Senior contributor to redesign and reimplementation of LendUp's Java 6 monolith into a suite of Java 9 microservices. The resulting system was composed of three microservices: Payments encapsulating interaction with third party payment providers and incoming customer loan payments, System of Record encapsulating account balances and life cycle events, and finally Underwriting & Credit Reporting encapsulating interaction with major and minor credit bureaus and submitting consumer credit information.
This resulted in significant performance improvements, e.g. daily processing Lendup’s portfolio of approximately 500K loans reduced from hours to minutes, loan error rates reduced from ~3% to < .1%.
Transition was done via phased approach modifying the live transactional system. Phase One was the development of metrics to allow diagnostics for further changes. Phase Two was the separation of reporting datastore from the transactional datastore and encapsulation of their respective APIs. Phase Three being a complex migration/translation of loan data.
This effort involved significant restructuring of data and data access: separation of reporting from transactional data, encapsulation of data mutation behind service APIs, as well as migration from a general datastore (SQL) to specialized datastores (sql for web systems, log-backed noSQL for transaction processing, and Redshift for reporting).
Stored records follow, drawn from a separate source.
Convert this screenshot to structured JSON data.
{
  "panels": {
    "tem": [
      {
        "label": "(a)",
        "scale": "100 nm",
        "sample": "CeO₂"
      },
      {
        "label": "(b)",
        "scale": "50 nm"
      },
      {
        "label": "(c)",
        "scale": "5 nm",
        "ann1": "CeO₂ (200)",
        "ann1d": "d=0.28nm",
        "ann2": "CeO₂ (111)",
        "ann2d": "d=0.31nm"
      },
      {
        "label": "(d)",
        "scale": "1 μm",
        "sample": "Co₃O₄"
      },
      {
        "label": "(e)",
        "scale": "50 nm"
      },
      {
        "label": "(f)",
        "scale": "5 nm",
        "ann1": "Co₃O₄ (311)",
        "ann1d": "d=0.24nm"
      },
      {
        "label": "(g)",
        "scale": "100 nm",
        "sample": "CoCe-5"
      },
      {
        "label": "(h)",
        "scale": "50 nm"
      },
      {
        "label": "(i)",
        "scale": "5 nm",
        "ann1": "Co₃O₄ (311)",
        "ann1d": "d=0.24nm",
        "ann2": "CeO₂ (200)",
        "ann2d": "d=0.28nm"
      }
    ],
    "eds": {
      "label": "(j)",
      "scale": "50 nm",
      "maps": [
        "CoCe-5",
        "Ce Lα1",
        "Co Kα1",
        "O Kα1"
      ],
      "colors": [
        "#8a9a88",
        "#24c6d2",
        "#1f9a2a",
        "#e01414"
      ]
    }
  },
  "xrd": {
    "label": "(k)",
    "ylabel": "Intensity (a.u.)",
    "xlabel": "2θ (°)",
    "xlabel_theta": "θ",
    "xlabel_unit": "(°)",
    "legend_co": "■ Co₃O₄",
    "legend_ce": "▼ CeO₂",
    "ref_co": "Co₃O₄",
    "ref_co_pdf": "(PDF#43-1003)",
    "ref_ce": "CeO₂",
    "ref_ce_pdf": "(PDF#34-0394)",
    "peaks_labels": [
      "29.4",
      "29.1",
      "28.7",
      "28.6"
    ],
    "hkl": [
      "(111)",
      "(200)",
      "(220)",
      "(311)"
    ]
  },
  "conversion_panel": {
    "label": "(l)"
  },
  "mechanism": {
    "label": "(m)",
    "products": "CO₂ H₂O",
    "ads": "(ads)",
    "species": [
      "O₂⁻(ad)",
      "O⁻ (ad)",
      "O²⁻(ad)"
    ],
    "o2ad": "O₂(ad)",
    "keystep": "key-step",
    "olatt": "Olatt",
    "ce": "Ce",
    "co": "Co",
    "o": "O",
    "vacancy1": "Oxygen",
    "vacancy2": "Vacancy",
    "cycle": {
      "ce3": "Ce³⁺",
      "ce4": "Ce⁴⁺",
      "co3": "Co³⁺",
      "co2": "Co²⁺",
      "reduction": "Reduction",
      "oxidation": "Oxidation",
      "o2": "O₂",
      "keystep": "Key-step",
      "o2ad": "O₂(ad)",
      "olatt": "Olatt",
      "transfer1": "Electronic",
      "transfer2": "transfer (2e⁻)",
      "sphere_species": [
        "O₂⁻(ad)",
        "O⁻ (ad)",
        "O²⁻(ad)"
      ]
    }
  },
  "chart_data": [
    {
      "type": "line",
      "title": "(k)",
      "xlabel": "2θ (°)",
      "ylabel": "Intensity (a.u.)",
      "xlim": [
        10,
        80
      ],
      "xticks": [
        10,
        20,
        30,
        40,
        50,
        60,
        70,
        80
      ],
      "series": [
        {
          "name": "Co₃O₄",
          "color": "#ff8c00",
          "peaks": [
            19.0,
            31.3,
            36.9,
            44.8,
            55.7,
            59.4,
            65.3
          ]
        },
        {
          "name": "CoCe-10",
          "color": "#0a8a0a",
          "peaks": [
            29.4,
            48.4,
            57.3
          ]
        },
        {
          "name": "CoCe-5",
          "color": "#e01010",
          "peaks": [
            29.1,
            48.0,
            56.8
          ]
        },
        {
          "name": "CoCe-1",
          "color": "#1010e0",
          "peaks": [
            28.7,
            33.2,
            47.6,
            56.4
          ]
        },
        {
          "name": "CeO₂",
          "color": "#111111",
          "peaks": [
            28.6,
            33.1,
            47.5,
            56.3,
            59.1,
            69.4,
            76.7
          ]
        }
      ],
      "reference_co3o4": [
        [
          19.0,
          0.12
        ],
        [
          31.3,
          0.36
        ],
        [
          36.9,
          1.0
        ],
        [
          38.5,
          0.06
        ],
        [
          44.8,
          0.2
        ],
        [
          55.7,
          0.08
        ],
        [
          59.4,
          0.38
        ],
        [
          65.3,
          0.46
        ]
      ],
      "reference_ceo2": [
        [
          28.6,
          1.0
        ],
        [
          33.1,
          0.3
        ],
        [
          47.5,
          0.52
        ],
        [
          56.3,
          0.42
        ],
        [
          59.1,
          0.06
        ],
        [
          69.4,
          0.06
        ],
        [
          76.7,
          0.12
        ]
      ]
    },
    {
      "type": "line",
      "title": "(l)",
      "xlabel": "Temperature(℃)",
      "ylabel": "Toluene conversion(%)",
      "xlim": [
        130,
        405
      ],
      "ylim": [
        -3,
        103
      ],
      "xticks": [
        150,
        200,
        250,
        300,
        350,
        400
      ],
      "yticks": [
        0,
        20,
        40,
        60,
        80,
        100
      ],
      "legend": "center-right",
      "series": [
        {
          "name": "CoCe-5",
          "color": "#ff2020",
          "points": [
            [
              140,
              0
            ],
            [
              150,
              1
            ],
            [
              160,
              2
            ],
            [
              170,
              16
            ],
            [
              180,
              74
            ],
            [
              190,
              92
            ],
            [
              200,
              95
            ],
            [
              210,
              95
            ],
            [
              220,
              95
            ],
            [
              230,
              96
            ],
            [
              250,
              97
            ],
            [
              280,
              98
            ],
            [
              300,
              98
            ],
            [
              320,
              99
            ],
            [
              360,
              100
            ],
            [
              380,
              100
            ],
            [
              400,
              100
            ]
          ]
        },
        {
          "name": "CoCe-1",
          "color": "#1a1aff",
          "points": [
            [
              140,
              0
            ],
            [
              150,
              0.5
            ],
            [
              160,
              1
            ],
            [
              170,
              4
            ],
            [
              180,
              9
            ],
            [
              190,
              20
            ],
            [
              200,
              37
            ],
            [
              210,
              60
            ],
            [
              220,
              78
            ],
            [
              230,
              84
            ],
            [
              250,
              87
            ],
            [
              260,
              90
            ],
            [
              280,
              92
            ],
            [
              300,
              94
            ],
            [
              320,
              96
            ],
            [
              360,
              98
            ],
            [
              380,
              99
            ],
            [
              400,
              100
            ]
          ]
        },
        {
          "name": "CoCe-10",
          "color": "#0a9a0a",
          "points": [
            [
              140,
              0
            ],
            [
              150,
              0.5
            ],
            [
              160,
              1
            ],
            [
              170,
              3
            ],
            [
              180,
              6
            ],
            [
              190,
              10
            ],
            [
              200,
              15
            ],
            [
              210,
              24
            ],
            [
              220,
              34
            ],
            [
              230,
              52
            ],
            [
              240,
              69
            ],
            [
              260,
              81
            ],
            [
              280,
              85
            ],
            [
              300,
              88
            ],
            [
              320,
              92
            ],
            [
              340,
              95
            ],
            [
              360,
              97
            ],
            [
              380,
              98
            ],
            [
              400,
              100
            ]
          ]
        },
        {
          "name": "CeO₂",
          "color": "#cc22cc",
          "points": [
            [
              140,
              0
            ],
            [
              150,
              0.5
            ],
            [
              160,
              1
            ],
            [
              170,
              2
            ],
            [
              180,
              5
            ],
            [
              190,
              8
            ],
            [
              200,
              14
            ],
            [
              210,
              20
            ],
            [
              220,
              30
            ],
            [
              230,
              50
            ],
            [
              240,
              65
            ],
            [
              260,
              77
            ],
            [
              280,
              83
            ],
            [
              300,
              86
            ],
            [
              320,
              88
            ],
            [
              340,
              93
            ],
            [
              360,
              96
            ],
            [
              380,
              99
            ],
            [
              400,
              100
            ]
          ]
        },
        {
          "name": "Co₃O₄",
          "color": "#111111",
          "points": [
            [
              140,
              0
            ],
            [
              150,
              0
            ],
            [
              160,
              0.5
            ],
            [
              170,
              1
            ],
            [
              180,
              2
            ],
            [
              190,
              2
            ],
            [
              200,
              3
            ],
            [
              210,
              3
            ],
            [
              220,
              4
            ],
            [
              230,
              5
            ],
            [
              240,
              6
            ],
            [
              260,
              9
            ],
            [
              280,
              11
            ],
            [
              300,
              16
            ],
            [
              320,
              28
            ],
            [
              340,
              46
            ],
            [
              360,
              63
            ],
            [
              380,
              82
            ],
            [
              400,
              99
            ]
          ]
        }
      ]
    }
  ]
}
Developed testing infrastructure which allowed complete comparison of loan-state processing between subsequent versions. Made standard financial accounting concepts like triple-entry bookkeeping central to testing and reporting. This was critical to manage smooth change management.
All of the above involved detailed exploration, refinement, and formalization of system requirements with all stakeholders including customer service, accounting, legal, and credit. This was especially critical as the initial system (prior to my involvement) had no written specifications or tests.